The margin impression of these layers, he added, is already seen in consumer renewals and deal sizes.
AI is the lever making this doable. Routine duties—information entry, primary help, rote collections—are more and more dealt with by software program brokers like QBuddy and DigiColleqt. Human workers are shifting upstream, into client-facing roles, course of redesign, and problem-solving.
The classroom in Indore
The shift can also be reshaping how Digitide prepares its workforce. The corporate has embedded an AI-focused curriculum into undergraduate programmes in cities like Indore and Coimbatore. College students who full the coursework obtain a assured interview.
A kind of programmes is operating in a authorities school on the outskirts of Indore. Inside a modest classroom with plastic chairs and a dusty whiteboard, final-year college students find out how AI instruments like QBuddy and DigiColleqt work, not simply technically, however in actual operational flows. “They’ve by no means heard of GPT,” mentioned a Digitide coach. “However they perceive subject collections. After we present them the AI’s logic, they get it instantly.”
Internally, each worker is anticipated to finish 52 hours of coaching yearly, with incentives for many who go additional.
“We’re not relying on the expertise pipeline,” Chahal mentioned. “We’re creating our personal via embedded programmes and steady studying.”
Constructing the invisible
Digitide is, in some ways, Isaac’s most complicated creation—the primary time he’s needed to construct methods that might someday make components of his personal legacy redundant.
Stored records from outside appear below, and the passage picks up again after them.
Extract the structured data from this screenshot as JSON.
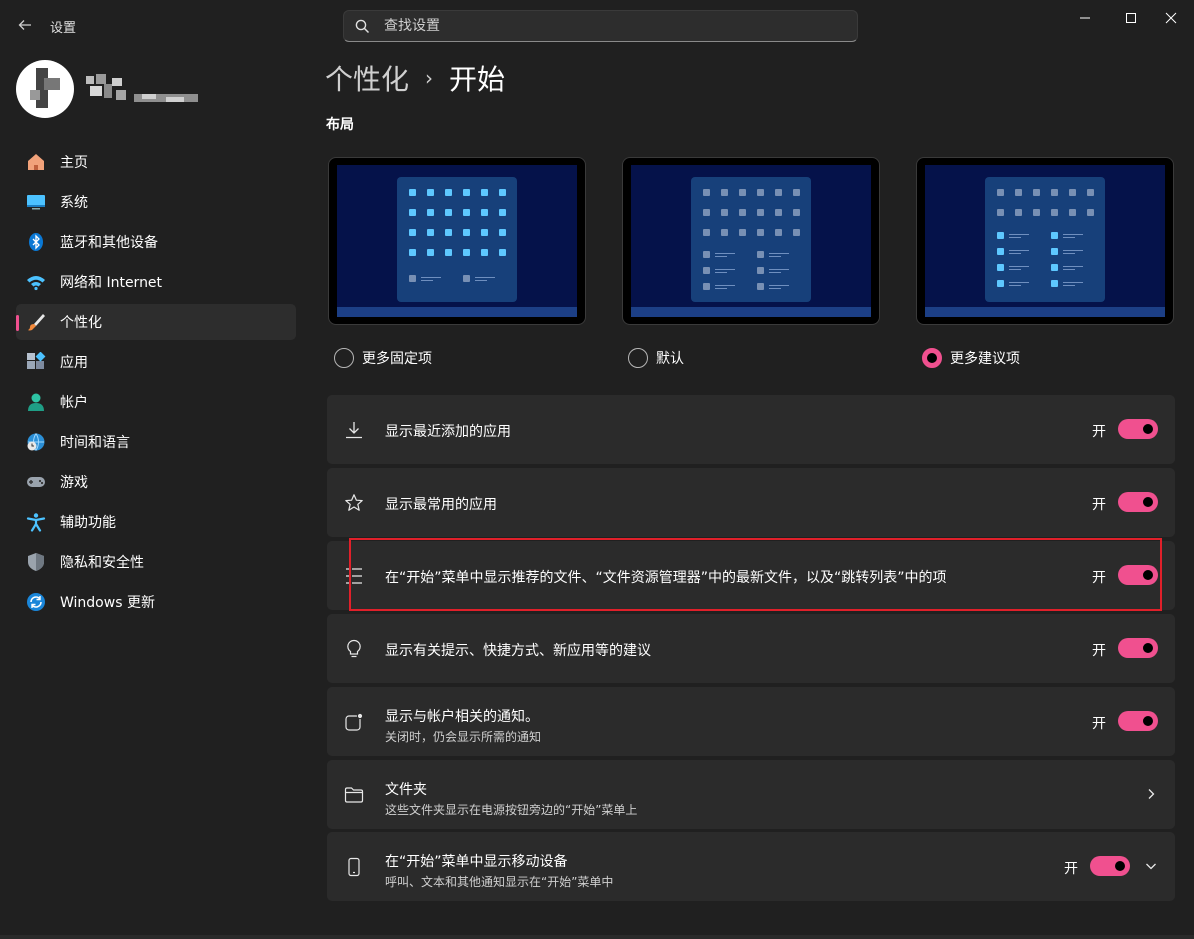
{
  "window": {
    "title": "设置",
    "search_placeholder": "查找设置"
  },
  "sidebar": {
    "items": [
      {
        "label": "主页",
        "icon": "home-icon"
      },
      {
        "label": "系统",
        "icon": "monitor-icon"
      },
      {
        "label": "蓝牙和其他设备",
        "icon": "bluetooth-icon"
      },
      {
        "label": "网络和 Internet",
        "icon": "wifi-icon"
      },
      {
        "label": "个性化",
        "icon": "brush-icon",
        "active": true
      },
      {
        "label": "应用",
        "icon": "apps-icon"
      },
      {
        "label": "帐户",
        "icon": "person-icon"
      },
      {
        "label": "时间和语言",
        "icon": "globe-clock-icon"
      },
      {
        "label": "游戏",
        "icon": "gamepad-icon"
      },
      {
        "label": "辅助功能",
        "icon": "accessibility-icon"
      },
      {
        "label": "隐私和安全性",
        "icon": "shield-icon"
      },
      {
        "label": "Windows 更新",
        "icon": "update-icon"
      }
    ]
  },
  "breadcrumb": {
    "parent": "个性化",
    "separator": "›",
    "current": "开始"
  },
  "layout": {
    "section_title": "布局",
    "options": [
      {
        "label": "更多固定项",
        "checked": false
      },
      {
        "label": "默认",
        "checked": false
      },
      {
        "label": "更多建议项",
        "checked": true
      }
    ]
  },
  "settings": [
    {
      "title": "显示最近添加的应用",
      "subtitle": "",
      "state": "开",
      "icon": "download-icon",
      "control": "toggle",
      "on": true
    },
    {
      "title": "显示最常用的应用",
      "subtitle": "",
      "state": "开",
      "icon": "star-icon",
      "control": "toggle",
      "on": true
    },
    {
      "title": "在“开始”菜单中显示推荐的文件、“文件资源管理器”中的最新文件，以及“跳转列表”中的项",
      "subtitle": "",
      "state": "开",
      "icon": "list-icon",
      "control": "toggle",
      "on": true
    },
    {
      "title": "显示有关提示、快捷方式、新应用等的建议",
      "subtitle": "",
      "state": "开",
      "icon": "lightbulb-icon",
      "control": "toggle",
      "on": true
    },
    {
      "title": "显示与帐户相关的通知。",
      "subtitle": "关闭时，仍会显示所需的通知",
      "state": "开",
      "icon": "notification-icon",
      "control": "toggle",
      "on": true
    },
    {
      "title": "文件夹",
      "subtitle": "这些文件夹显示在电源按钮旁边的“开始”菜单上",
      "state": "",
      "icon": "folder-icon",
      "control": "chevron-right"
    },
    {
      "title": "在“开始”菜单中显示移动设备",
      "subtitle": "呼叫、文本和其他通知显示在“开始”菜单中",
      "state": "开",
      "icon": "phone-icon",
      "control": "toggle-expand",
      "on": true
    }
  ],
  "colors": {
    "accent": "#f0508f",
    "background": "#202020",
    "card": "#2b2b2b",
    "highlight": "#e0202a"
  }
}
It’s a guess on software program in an organization constructed on staffing. It’s a problem to incumbents in a sector he as soon as equipped. It’s a reinvention that forces him to reexamine the values that obtained him right here.
“The know-how will preserve shifting,” he mentioned. “However management has to maneuver with conscience.”
That, greater than anything, defines what Isaac is attempting to construct subsequent: an organization that understands what it’s breaking, even because it builds one thing new.
In a rustic the place employment has lengthy meant paperwork, uniforms and a each day punch-in, Isaac is now constructing one thing much less seen—however no much less consequential.